Unless you are on an award or the minimum wage (which went up 3.75 per cent on July 1), you only get a pay rise if you negotiate it. And employers are under no obligation to give you one.

But you are entitled to regular reviews (perhaps only annually). Here's how you can capitalise.

You need to know two things:

1. Annual wage inflation: It won’t carry much weight to say you are contending with higher costs – everyone is. But it will help to know that wage inflation is – finally – roughly equal to consumer price inflation.

After a long period of the average pay rise failing to keep up with the prices we are paying, wage growth is running at 4.1 per cent versus consumer prices growth of 4 per cent.

2. Quarterly wage inflation: In the March quarter, the ABS reported that the main contributor to Australia’s overall increase in wages was the private sector, rising 0.8 per cent; public sector wages rose 0.5 per cent.
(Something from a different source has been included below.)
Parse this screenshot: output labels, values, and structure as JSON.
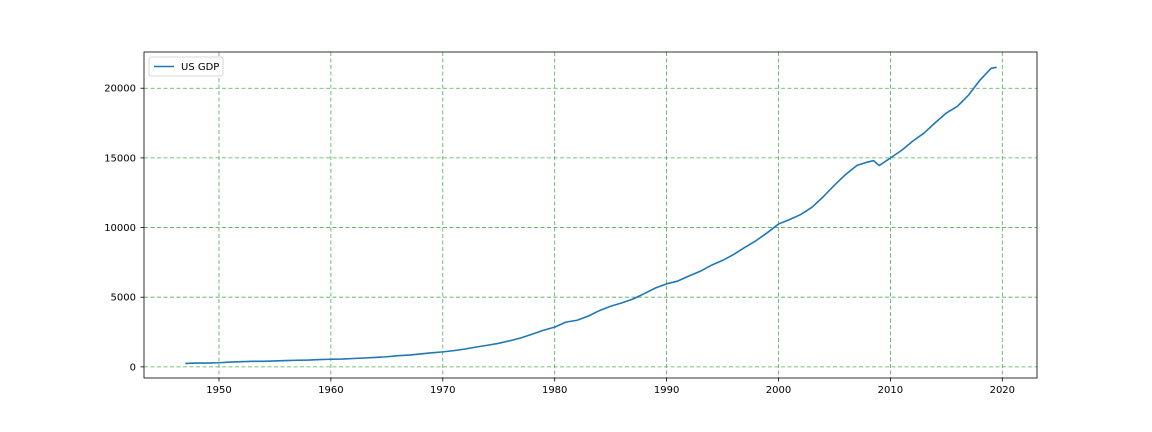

So, in either case, increases – for the quarter only – equal or outstrip annual inflation.

That’s important ammunition to stop your employer from holding back wage rises.

If you have signed an employment contract that is on a total employment cost basis, you might get a rude shock the very next pay cycle.

Here, the overall value of your salary package – you guessed it – includes super contributions.

As employment laws firm MLW Legal puts it: “An employer will have sufficient authority to decrease an employee’s salary to absorb the increase in compulsory superannuation if the written employment contract provides that an employee will receive a total remuneration package inclusive of superannuation.

“For example: ‘The employee will be paid a total remuneration package of $100,000 inclusive of superannuation’.”

And that means that if your super goes up, your salary goes down.

It’s a ‘super’ slap indeed because you get your retirement savings way in the future, while you lose pay today.

How do you tell if your boss is taking the increase in super payments from your salary?

It could go down.

But beware: the stage 3 tax cuts we all received from July 1 could also mask this. So employees need to be on alert for a hidden super raid, and check their pay slips vigilantly.

When employers are allowed to immediately reduce your salary, the only thing you can do is to – again – go back to the pay negotiating table.

Bottom line: If an employer is going to avail themselves of the two legal ways that mean you lose salary for super, you may be unable to stop the hit to your finances.

If all else fails in your bid to make your employer pay for the increased mandatory super contribution then take solace from the fact it is on its way up to a final 12 per cent.

This will happen once more in July next year, with another 0.5 per cent increase.